Wednesday, June 27, 2012

A reflection on, "The Sharp, Sudden Decline of America's Middle Class"

I spent the last hour reading an article from Rolling Stone entitled, "The Sharp, Sudden Decline of America's Middle Class." Written by Jeff Tietz, the story covers the lot of several people in Santa Barbara, California who, having once lived a reasonably comfortable existence, now live almost penniless in their cars.

It is a moving piece, and one I recommend reading. Of the article's many messages, one of the most powerful is perhaps it's indictment of Federal aid services designed to help the destitute:

"Most of the social-service systems in the United States function not to help people like Curtis and Concita Cates get back to where they were, to a point of productive stability, but simply to keep them from starving – or, more often, to merely reduce the chances that they will starve. Millions of middle-class Americans are now receiving unemployment benefits, and many find themselves compelled by the meagerness of the assistance to shun opportunity and forgo productivity in favor of a ceaseless focus on daily survival" (source).

One line in particular--"...many find themselves compelled by the meagerness of the assistance to shun opportunity and forgo productivity in favor of a ceaseless focus on daily survival," struck me as encapsulating a central issue on the matter of aid; namely, how does one help those in need without de-incentiving recipients from engaging in subsequent productive activity?

The Rolling Stone piece suggests that more aid is needed:

"When welfare applicants finally prove that they exist, and show their material worth to be nothing, they usually receive far less than they need to live on. That's what happened to Curtis and Concita Cates. The maximum amount of aid that a single adult is eligible for in Santa Barbara, they learned, is $291 per month – $200 in food stamps, $91 in cash assistance. The waiting time for Section 8 housing, if you have priority status, is six months to a year. If you belong to the vast majority who don't have priority status – if you're not elderly, disabled or a veteran with dependents – the wait is between four and eight years" (source).
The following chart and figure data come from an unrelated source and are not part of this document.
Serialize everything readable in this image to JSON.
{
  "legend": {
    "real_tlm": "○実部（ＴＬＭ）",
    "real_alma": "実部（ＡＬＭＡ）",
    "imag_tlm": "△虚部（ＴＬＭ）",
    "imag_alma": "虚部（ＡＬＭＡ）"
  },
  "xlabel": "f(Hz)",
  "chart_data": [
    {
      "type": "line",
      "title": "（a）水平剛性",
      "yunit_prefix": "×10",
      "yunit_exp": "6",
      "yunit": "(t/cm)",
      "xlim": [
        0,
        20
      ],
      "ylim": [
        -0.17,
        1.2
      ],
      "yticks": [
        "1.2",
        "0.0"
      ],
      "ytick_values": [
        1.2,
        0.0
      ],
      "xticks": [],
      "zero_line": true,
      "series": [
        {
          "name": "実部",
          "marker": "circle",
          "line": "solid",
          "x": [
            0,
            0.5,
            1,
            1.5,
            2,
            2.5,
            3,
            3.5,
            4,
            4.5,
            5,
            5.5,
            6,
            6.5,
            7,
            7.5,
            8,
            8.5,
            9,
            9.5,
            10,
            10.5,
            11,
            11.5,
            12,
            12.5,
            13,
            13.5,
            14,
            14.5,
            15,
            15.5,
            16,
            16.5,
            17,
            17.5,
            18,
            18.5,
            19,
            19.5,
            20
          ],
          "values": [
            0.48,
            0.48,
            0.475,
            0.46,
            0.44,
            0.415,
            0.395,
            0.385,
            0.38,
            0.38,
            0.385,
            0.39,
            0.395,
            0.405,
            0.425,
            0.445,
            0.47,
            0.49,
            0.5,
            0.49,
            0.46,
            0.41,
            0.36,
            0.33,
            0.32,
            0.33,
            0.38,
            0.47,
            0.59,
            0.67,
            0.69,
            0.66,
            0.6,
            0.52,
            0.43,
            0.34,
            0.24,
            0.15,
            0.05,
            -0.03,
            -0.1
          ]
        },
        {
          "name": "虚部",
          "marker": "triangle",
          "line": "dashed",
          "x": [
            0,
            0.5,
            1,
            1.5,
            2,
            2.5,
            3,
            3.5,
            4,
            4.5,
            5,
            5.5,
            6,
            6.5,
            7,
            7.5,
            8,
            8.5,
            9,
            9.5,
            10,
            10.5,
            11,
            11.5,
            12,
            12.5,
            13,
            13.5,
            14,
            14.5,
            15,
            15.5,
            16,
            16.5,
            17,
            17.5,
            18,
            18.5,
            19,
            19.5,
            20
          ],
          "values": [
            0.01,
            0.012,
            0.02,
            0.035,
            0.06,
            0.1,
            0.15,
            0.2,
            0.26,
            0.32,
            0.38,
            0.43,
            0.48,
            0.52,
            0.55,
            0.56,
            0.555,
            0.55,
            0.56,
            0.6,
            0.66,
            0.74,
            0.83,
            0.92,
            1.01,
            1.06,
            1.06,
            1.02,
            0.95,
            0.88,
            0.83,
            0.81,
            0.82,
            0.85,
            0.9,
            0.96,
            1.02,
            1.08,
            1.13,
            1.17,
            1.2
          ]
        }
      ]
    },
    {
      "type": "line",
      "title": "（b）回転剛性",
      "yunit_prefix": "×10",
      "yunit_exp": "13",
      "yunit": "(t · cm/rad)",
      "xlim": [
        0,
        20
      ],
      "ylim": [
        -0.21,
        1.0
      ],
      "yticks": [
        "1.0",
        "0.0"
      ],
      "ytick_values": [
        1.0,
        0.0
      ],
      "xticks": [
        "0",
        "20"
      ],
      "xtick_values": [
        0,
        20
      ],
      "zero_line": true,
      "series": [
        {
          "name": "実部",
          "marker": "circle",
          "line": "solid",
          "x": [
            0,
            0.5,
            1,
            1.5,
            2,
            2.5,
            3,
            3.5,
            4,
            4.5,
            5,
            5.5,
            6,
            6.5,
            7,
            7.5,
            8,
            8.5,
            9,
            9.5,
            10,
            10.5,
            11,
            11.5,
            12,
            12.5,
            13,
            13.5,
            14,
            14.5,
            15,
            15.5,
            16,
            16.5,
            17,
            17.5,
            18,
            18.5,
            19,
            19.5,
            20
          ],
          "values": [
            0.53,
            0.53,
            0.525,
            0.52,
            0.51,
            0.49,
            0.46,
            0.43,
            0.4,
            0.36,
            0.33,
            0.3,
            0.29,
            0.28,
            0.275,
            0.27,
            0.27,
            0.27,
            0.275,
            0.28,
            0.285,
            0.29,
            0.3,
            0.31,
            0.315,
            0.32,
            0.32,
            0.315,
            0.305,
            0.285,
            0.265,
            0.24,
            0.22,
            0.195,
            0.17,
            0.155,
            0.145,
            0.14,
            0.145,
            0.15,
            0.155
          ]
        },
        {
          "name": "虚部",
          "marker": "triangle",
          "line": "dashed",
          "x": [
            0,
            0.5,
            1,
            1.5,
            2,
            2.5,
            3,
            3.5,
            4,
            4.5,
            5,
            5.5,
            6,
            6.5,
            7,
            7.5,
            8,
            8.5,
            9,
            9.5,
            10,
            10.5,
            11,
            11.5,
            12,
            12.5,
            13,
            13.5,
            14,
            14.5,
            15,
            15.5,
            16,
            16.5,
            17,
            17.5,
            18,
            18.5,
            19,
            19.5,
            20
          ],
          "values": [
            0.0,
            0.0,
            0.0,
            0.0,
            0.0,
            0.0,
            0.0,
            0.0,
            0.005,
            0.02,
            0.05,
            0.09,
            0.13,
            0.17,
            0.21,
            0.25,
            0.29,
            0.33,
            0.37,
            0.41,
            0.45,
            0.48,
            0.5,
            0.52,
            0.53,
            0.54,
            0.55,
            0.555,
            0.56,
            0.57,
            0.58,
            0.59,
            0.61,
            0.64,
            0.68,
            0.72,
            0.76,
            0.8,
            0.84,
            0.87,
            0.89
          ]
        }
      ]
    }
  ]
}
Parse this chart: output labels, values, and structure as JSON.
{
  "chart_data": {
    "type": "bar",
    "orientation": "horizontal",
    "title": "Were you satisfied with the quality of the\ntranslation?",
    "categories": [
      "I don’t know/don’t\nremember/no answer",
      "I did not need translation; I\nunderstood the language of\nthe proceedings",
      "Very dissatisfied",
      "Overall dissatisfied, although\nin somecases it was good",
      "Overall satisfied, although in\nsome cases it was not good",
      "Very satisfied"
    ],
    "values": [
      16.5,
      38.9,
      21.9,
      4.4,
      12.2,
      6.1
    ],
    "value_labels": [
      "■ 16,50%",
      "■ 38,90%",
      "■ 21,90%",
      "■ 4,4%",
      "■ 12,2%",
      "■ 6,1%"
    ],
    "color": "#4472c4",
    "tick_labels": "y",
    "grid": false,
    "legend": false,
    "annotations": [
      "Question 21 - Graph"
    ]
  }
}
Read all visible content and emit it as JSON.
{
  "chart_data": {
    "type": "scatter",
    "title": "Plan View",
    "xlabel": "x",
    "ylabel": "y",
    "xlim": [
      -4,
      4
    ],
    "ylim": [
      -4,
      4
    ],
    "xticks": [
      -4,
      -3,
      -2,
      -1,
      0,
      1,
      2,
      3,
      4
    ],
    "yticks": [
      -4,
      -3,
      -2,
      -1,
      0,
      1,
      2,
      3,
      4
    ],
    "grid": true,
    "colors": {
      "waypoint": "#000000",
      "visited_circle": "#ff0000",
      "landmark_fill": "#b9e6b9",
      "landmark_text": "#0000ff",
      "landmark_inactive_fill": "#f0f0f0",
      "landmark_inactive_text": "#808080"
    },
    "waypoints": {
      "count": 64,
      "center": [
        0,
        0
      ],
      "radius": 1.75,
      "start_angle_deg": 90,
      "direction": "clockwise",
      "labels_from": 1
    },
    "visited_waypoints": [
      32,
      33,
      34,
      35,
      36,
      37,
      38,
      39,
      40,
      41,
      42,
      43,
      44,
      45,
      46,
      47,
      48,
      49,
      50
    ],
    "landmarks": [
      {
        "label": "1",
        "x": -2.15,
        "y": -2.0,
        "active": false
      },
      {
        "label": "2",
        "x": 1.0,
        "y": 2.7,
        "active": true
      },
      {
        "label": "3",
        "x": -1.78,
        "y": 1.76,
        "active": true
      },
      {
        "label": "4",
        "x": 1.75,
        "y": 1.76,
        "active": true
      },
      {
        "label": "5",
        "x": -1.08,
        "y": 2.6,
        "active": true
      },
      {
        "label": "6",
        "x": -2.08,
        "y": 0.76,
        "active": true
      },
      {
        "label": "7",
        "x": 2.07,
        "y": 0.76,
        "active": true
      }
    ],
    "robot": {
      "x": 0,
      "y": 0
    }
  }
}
At base, the reason seems to be because too little aid doesn't give recipients enough lee-way to make ends meet while they seek more productive pursuits. As quoted earlier, their focus remains on "survival" more than anything else.

Yet give too much assitance--whatever that is--and under certain circumstance remaining on aid may become more profitable than other, perhaps more productive, activities. How does one draw the line on how much to help?

I don't know the answer, but the Rolling Stone piece suggests what can happen when aid is insufficient. People can (and often do) get stuck on mere survival, and barring a major turn in fortune, remain more or less so for a while. As one person in the article remarked, "'Homelessness gets in your bloodstream...and it stays there forever.'"

This issue highlights a point we considered in an earlier post regarding the value of failure, and its role in developing a persistent, resilient character. In the earlier post, a major take-away focused on the important balance between challenge and support in using difficult circumstances to cultivate resilience; you grow as a person when you overcome a difficult circumstance, but some circumstances are simply too much without support. Proportioned just so, sufficient support can potentially do a world of good for a person in need. But there is also the possibility of too much support, for if a person never faces any challenges, they never learn how to bounce back. That was my conclusion anyway, after reading two articles which became the focus of that earlier post; you need challenge to grow, to learn how to fail and come back stronger, but some trials require proportioned assistance to give the experience its full utility. A failure that destroys does not strengthen a person anymore than a workout that kills the organism involved.

On a grand scale, striking that balance seems to be one task of Federal aid services, and it's clearly failing at times. The Rolling Stone piece shows where it comes up short, while various news-stories regarding welfare fraud and the like show where it perhaps goes too far. It's a difficult problem in no mistake, and as I said above I don't know how it can be fixed. The challenges our country (and our world) face today could break us all. Yet they could also be the challenges that bring out the best in us. The right kind of support may just make all the difference.

Happy Wednesday, friends :)

1 comment:

  1. I thought this was a very poorly-reported, inflammatory article, regardless of my sympathy for the homeless in general. It irritates me to see a national magazine printing page after page of completely unverified complaints from a handful of people, then using their complaints to argue that we need to expand and liberalize the welfare system. Did you happen to wonder how $200 in food stamps "supplied only a fraction of [the] nutritional needs" of a single female, such that she had to forage and was considering dumpster diving? And not to be catty, but in that photo she definitely did not look undernourished.